E voglio ringraziare specialmente tutti i giocatori che ho avuto e che mi hanno permesso di essere quello che sono diventato. Perché un allenatore non è altro che la propria squadra. Tutto quello che un allenatore fa è aiutare i propri giocatori in modo che siano loro a fare. In questo momento mi ricordo di ognuno di loro. Non solo di quelli più forti.
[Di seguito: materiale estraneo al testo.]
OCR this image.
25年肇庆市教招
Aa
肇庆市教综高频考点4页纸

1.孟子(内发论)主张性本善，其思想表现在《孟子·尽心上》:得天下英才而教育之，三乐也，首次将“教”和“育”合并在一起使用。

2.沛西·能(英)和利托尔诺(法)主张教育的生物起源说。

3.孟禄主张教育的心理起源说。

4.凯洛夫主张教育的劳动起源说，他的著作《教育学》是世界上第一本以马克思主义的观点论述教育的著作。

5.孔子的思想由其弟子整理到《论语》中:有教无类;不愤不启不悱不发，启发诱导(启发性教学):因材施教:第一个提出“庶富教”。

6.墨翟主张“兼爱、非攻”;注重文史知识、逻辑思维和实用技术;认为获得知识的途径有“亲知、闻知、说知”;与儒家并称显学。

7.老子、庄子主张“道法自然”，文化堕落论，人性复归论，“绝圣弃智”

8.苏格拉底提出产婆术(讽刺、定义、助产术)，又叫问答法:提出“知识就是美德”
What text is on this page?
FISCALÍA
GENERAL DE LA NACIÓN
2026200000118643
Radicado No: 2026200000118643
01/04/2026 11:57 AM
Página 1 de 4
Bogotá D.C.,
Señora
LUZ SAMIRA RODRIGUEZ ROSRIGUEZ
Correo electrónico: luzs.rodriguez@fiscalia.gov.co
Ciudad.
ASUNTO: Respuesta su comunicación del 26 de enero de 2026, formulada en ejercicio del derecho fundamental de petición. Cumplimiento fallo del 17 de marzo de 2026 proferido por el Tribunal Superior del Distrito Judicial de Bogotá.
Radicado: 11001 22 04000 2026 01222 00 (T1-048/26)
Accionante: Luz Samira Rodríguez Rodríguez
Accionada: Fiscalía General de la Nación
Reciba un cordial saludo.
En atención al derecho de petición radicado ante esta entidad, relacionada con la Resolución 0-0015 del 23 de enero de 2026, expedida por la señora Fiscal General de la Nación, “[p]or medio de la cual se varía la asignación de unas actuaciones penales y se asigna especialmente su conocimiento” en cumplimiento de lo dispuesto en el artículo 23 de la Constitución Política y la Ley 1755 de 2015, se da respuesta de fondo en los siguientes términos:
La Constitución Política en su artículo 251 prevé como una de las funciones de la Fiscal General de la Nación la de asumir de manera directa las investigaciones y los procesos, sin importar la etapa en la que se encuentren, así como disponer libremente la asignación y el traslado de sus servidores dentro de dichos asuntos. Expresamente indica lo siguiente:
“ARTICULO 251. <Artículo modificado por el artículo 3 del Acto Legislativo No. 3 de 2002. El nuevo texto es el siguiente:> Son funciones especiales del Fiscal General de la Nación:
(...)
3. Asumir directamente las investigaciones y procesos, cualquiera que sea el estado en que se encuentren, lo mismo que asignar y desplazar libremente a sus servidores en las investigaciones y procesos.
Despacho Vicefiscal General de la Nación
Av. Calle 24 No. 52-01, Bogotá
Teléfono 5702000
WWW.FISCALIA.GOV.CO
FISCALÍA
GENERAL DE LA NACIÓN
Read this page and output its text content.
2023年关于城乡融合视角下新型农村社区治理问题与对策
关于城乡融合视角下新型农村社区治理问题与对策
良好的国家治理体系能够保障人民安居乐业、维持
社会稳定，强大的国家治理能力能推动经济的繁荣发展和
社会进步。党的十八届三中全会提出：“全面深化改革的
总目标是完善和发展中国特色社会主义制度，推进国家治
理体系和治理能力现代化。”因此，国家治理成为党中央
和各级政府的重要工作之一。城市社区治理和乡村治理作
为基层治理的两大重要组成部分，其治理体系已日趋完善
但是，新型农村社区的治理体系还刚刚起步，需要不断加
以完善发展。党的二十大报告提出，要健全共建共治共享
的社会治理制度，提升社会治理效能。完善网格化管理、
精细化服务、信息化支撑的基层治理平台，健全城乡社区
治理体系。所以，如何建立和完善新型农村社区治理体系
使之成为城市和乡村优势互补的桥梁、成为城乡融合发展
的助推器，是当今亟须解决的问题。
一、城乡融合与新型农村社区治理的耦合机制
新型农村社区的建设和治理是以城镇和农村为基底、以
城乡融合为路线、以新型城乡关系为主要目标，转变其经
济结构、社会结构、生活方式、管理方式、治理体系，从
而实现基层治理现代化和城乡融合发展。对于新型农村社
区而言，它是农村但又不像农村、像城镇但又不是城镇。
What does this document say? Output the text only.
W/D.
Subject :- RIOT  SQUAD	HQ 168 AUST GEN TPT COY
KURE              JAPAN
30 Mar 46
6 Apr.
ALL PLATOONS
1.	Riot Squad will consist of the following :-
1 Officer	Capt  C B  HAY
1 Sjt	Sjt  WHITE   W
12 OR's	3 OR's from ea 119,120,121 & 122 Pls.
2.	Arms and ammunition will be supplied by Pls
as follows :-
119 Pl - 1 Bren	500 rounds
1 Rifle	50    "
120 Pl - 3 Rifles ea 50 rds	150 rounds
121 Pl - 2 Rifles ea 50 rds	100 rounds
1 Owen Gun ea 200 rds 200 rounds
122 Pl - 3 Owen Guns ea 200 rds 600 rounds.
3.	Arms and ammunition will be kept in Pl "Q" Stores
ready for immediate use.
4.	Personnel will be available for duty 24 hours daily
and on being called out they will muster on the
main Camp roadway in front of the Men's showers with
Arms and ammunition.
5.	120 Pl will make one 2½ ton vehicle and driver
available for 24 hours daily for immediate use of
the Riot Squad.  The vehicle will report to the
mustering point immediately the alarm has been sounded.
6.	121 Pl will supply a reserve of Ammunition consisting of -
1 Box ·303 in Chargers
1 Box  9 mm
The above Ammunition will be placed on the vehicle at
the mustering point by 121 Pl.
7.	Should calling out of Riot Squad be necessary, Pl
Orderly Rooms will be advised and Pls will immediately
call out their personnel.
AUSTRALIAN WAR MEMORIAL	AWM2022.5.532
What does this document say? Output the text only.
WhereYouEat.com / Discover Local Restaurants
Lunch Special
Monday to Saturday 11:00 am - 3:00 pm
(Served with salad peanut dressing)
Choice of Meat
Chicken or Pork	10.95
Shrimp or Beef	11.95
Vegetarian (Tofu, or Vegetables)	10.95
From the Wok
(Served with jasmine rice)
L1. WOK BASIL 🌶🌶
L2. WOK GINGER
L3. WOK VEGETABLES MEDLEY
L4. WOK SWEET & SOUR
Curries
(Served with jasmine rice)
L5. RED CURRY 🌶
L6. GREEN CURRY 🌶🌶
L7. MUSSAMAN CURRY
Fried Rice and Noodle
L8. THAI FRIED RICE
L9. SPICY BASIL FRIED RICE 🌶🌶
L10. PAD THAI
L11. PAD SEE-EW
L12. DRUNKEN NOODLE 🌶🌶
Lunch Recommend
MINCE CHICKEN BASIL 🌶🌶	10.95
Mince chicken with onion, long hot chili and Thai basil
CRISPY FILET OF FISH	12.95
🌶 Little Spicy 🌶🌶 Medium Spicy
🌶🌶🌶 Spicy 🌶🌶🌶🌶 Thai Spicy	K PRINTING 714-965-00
Perché molte volte un allenatore impara di più insegnando ai quei giocatori a cui le cose non vengono facilmente.

Infine voglio ringraziare Modena Volley, che mi ha permesso di terminare la carriera nella città che amo, tutto lo staff che lavora negli uffici, tutto il personale che lavora nel palazzetto, tutto il mio staff tecnico e medico, tutti i giocatori di questa bellissima annata, tutti i tifosi che ci hanno accompagnato e che mi hanno dato dimostrazione di affetto quando hanno saputo della mia decisione, la città di Modena, che mi ha accolto sempre come uno dei propri cittadini e che io considero la mia città italiana, i dirigenti e lo staff dei miei primi 4 anni alla Panini, Giuseppe Panini e la sua famiglia, che ricordo sempre con grande affetto e rispetto.

Sicuramente in questo momento di grande emozione mi sono dimenticato di qualcuno. Sono 44 anni. Spero mi sappia perdonare».